Aux Etats-Unis, un accident de la route a causé la mort d’un passager. Ce dernier avait pris place à bord d’une voiture autonome Tesla équipée d’Autopilot, un système de pilotage automatique permettant au véhicule de se conduire tout seul. C’est la première fois qu’un accident mortel implique une voiture autonome.
Les autorités américaines ont diligenté une enquête sur les circonstances de cet accident. Selon les éléments recueillis par l’agence américaine de la sécurité routière (NHTSA), l'accident est survenu lorsqu'« un camion a pris un tournant à gauche en face de la Tesla à une intersection ». Ni le passager de la voiture ni le système Autopilot n’ont détecté la présence du camion. Par conséquent, les freins de la Tesla n’ont pas été enclenchés.
La production de voitures autonomes est en plein essor. Les machines, considérées comme plus sûres que l’être humain, ont pour objectif de réduire, à terme, la mortalité et les accidents de la route. Toutefois, avant que ces machines prennent la route pour de bon, de nombreuses questions nécessitent d’être résolues – y compris les plus lugubres.
Altruisme et survie
Par exemple, lors d’un freinage brusque, un conducteur peut être amené à écraser des piétons pour sauver sa peau, ou au contraire, à encastrer sa voiture dans un muret pour éviter le groupe, quitte à sacrifier sa propre existence. Mais que faire si le conducteur ne conduit pas, parce qu’il dispose d’une voiture autonome ? Quelle option va donc choisir le robot qui commande votre véhicule : vous préserver ? Ou vous tuer ?
Une équipe de chercheurs du CNRS, du MIT et de l’Université d’Oregon, s’est penchée sur la psychologie des conducteurs et sur celle qu’il conviendrait d’appliquer à la machine en cas d'accident de la route. Les travaux, publiés dans la revue Science, ont été menés aux Etats-Unis sur 2 000 participants interrogés à travers six enquêtes. Ils révèlent que sur le plan conceptuel, les citoyens adhèrent parfaitement à l’idée de sacrifier leur vie pour en sauver plusieurs. Plus de 75 % des sondés estiment que les voitures autonomes devraient choisir de tuer leur passager pour la survie du plus grand nombre – et ce, et même si le conducteur transporte ses enfants à bord.
Sur le plan conceptuel, donc, les sondés s’avèrent altruistes. En pratique, c’est moins évident. A la question : « Achèteriez-vous un véhicule qui choisirait de vous sacrifier pour sauver un groupe ? », les participants ont manifesté un sens de l’humanisme plus nuancé.
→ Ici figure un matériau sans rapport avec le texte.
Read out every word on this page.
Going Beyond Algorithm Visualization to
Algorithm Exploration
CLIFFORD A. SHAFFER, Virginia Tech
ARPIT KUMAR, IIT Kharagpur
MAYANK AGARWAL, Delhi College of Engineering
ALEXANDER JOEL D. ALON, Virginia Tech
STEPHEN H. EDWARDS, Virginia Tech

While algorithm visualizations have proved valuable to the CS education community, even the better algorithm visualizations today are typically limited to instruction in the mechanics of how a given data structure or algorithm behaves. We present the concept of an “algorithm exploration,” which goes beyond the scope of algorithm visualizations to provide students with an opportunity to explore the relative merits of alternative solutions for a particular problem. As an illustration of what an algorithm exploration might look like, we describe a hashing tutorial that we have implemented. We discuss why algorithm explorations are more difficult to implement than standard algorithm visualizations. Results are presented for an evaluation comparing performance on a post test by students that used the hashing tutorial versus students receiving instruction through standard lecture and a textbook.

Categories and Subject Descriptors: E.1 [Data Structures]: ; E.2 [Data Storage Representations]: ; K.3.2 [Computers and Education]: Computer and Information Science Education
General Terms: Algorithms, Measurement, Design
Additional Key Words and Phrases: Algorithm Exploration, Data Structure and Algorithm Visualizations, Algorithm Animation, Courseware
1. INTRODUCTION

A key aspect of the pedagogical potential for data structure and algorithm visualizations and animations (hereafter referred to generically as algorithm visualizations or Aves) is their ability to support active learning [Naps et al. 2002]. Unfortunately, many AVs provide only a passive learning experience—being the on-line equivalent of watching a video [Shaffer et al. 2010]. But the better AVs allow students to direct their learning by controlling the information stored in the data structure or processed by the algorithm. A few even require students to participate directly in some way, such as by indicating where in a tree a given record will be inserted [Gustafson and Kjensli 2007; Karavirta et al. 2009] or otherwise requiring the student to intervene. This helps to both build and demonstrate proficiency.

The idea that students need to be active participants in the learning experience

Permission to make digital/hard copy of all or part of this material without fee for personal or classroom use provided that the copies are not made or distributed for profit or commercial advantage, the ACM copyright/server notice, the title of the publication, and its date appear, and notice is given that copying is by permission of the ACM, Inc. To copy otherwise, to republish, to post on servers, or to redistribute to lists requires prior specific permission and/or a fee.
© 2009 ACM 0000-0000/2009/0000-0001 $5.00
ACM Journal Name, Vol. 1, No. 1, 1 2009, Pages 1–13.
En fait, la plupart d’entre eux préférait plutôt que les autres conducteurs acquièrent une telle voiture ; mais pour eux-mêmes, ils aimaient autant avoir un véhicule qui les protège.
"The Moral Machine"
Pour lever les difficultés liées à ces désirs peu conciliables, les chercheurs ont imaginé une législation qui imposerait aux véhicules d’adopter la logique du collectif, le principe du plus grand nombre de vies sauvées. Ce à quoi les sondés se sont montrés fermement opposés : dans un tel contexte législatif, peu seraient enclins à acquérir une voiture autonome.
Ces réglementations pourraient donc avoir l’effet inverse de celui escompté, alertent les chercheurs. Elles risquent « de coûter davantage de vies, en freinant l'adoption par les citoyens d'une voiture autonome, plus sûre que les véhicules actuels », résume dans un communiqué le CNRS.
Pour affiner le profil psychologique des hommes et des robots conducteurs, les chercheurs ont monté un portail sur Internet, baptisé « Moral Machine ». Les internautes sont invités à s’interroger sur leurs préférences : la voiture autonome doit-elle freiner tout droit sur les piétons, ou dévier à droite en écrasant les trois petits chiens qui traversent ? Sacrifier un homme ou plutôt une femme ? Les vieillards ou la famille ?
« L'objectif, pour les scientifiques, est d'identifier et d'étudier les situations pour lesquelles les personnes rencontrent le plus de difficultés à prendre une décision », précise le communiqué du CNRS. Et à terme, de mettre au point une « machine morale », à l’image de l’homme. Bon courage.